BeautifulSoup简介
Beautiful Soup提供一些简单的、python式的函数用来处理导航、搜索、修改分析树等功能。它是一个工具箱,通过解析文档为用户提供需要抓取的数据,因为简单,所以不需要多少代码就可以写出一个完整的应用程序。
Beautiful Soup自动将输入文档转换为Unicode编码,输出文档转换为utf-8编码。你不需要考虑编码方式,除非文档没有指定一个编码方式,这时,Beautiful Soup就不能自动识别编码方式了。
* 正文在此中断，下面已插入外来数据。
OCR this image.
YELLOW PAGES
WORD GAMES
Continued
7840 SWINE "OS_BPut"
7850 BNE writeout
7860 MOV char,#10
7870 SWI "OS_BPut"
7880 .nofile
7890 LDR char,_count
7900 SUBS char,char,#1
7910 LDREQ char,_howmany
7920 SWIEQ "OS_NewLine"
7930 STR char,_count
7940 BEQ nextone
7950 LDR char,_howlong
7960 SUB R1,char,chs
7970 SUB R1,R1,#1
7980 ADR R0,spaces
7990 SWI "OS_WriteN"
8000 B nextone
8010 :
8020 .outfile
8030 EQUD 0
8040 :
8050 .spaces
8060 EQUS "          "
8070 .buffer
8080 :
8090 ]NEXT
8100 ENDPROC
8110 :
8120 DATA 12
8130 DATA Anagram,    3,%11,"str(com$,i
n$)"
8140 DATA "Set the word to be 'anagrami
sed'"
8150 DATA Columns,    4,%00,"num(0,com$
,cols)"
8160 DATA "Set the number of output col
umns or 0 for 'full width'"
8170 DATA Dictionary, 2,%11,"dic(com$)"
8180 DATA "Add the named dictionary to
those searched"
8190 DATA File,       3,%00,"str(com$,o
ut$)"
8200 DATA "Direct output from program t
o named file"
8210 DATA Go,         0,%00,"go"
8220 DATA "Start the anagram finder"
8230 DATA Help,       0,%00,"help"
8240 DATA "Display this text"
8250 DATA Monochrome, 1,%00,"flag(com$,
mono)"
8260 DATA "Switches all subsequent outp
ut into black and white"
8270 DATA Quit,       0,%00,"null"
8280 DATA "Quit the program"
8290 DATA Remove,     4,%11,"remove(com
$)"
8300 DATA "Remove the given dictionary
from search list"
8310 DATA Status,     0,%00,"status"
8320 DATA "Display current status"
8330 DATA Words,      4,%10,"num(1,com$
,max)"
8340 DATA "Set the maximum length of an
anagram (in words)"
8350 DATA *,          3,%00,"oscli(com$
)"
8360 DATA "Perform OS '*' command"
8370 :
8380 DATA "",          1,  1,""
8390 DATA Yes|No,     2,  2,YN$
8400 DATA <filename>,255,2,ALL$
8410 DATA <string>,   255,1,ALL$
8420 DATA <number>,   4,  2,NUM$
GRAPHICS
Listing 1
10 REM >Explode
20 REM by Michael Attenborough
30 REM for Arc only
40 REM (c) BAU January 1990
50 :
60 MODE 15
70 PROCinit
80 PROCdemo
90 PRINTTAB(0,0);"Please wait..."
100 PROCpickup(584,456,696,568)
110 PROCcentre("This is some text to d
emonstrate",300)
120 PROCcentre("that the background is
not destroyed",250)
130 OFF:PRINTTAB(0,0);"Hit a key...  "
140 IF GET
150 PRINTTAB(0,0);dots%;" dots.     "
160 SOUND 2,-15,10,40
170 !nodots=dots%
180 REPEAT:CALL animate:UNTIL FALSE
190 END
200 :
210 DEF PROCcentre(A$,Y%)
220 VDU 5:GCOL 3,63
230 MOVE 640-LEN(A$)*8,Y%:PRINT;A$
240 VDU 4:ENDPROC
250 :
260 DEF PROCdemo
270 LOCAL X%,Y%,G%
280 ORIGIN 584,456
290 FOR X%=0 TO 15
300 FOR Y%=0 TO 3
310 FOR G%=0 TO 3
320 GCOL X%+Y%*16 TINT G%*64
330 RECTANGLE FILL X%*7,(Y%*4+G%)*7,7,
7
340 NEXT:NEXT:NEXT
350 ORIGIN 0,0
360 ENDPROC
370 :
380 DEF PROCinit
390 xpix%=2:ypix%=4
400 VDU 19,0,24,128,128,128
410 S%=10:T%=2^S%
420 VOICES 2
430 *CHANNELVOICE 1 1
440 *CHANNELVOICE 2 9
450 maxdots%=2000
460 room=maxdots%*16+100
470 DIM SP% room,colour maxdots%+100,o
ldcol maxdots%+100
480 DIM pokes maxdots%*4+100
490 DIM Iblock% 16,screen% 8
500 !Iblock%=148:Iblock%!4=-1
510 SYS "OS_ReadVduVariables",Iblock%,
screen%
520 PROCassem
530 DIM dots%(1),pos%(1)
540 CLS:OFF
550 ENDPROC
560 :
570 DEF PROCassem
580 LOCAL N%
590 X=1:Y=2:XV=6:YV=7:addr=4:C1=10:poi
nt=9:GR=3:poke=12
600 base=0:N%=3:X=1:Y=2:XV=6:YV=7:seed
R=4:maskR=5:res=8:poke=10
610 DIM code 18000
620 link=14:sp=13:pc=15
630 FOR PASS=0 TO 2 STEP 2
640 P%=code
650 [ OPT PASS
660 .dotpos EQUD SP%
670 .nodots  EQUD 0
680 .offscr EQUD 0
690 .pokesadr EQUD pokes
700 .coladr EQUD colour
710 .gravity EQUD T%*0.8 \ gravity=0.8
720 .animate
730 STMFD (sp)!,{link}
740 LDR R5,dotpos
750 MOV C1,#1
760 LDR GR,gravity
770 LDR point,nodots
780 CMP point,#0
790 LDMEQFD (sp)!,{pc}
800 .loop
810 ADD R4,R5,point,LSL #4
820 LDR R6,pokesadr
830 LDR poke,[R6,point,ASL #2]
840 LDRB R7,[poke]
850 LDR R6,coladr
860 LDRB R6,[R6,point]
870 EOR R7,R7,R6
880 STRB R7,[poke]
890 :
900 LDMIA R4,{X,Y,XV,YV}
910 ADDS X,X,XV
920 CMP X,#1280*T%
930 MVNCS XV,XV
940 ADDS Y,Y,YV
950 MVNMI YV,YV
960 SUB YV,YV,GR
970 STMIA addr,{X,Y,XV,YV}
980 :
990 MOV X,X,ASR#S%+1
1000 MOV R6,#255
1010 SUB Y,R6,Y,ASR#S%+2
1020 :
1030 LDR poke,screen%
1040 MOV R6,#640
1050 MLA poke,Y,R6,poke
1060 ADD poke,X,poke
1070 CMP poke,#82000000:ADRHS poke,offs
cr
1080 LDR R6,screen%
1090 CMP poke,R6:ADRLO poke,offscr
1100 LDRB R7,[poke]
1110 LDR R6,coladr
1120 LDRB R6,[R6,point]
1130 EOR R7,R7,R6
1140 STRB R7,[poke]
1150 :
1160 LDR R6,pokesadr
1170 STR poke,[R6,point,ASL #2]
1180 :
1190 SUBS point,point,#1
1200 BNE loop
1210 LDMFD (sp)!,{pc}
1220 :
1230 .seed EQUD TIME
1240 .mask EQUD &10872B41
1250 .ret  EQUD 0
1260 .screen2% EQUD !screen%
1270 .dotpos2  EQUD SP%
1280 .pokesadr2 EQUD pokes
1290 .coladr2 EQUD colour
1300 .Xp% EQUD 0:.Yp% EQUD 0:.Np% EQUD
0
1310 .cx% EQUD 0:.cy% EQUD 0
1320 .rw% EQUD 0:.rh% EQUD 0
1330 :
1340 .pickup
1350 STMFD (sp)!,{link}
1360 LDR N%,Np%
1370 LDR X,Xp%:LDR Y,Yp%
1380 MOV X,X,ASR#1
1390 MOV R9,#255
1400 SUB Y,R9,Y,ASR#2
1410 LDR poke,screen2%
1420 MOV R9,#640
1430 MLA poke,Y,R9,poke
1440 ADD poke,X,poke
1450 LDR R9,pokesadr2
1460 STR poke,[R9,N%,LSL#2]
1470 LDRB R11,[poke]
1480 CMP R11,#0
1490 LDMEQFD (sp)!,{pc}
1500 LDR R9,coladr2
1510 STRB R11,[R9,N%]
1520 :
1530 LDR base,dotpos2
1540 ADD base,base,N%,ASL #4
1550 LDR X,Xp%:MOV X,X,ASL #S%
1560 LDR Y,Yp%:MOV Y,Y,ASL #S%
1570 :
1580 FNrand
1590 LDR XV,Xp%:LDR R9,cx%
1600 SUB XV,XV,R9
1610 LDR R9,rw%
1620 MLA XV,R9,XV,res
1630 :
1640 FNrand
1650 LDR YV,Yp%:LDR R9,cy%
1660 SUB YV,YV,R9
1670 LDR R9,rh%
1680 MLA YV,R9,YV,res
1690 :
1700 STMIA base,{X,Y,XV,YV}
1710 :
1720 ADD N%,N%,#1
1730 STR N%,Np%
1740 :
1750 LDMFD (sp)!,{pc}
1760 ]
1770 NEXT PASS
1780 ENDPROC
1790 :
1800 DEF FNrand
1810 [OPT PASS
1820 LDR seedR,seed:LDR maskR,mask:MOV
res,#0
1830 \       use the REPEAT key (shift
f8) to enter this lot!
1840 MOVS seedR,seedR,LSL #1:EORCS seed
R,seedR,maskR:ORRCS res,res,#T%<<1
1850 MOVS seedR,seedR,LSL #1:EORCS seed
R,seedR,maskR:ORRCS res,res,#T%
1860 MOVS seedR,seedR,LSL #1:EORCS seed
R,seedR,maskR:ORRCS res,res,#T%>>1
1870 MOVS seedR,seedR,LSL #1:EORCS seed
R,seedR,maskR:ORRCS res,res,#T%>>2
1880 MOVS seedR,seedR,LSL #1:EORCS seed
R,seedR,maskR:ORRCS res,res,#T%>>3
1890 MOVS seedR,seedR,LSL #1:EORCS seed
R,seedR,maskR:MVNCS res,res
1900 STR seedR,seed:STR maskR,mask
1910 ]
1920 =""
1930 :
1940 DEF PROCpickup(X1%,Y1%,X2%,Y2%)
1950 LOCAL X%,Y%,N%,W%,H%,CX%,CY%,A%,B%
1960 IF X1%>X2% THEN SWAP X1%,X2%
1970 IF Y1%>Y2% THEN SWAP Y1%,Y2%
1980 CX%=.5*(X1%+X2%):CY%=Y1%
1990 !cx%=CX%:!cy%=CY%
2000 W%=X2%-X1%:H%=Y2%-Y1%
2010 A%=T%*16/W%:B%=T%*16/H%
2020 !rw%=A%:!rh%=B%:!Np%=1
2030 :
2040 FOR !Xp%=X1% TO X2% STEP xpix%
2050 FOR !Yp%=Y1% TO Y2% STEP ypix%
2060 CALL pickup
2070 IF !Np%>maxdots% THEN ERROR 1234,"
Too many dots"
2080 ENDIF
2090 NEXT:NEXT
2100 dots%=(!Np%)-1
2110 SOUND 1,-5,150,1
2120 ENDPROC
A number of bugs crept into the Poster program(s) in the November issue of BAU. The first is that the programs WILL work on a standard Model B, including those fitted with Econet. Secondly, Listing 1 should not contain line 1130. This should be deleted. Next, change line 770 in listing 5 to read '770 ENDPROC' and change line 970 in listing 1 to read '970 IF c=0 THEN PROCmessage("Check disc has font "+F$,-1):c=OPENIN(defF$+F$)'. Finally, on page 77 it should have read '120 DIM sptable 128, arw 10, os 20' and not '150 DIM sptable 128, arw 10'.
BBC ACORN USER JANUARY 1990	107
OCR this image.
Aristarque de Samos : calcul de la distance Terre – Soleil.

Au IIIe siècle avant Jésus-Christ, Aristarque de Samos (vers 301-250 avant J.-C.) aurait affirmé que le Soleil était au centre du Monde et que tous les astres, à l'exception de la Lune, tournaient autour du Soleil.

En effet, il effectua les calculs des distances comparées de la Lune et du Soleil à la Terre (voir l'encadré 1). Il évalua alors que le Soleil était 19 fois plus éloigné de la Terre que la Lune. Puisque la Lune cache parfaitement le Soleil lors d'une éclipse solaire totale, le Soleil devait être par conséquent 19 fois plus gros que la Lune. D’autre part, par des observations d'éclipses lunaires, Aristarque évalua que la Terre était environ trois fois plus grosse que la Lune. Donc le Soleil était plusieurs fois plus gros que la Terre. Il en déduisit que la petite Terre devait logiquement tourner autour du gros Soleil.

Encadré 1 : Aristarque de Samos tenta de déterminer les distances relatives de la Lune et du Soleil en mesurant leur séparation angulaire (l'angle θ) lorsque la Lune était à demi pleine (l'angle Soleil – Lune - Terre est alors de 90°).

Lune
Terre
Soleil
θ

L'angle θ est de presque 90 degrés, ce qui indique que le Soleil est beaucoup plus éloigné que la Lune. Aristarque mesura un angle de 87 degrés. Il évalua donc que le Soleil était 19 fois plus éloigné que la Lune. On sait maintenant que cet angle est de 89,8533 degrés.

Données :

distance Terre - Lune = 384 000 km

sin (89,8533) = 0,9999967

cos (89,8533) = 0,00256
然后你仅仅需要说明一下原始编码方式就可以了。
Beautiful Soup已成为和lxml、html6lib一样出色的python解释器,为用户灵活地提供不同的解析策略或强劲的的速度。
BeautifulSoup findall()
find_all()方法搜索当前tag的所有tag子节点,并判断是否符合过滤器的条件:find_all(name,attrs,recursive,text,**kwargs)
name参数可以查找所有名字为name的tag,字符串对象会被自动忽略掉,它不仅可以传字符串,还可以传入 列表/正则表达式/方法/布尔值/keyword 参数等作为参数去搜索标签
例:
- 传入字符串:
soup.find_all(["a","b"])
- 传入正则表达式:
soup.find_all(re.comple("^b"))
- 传入布尔值:
soup.find_all(True)
- 传入方法:校验当前元素,如果包含了class属性却不包含id属性,那么将返回True
def hac_class_but_no_id(tag):
return tag.has_attr('class') and not tag.has_attr('id)
soup.find_all(has_class_but_no_id)
- 指定关键词:
soup.find_all(id='link2')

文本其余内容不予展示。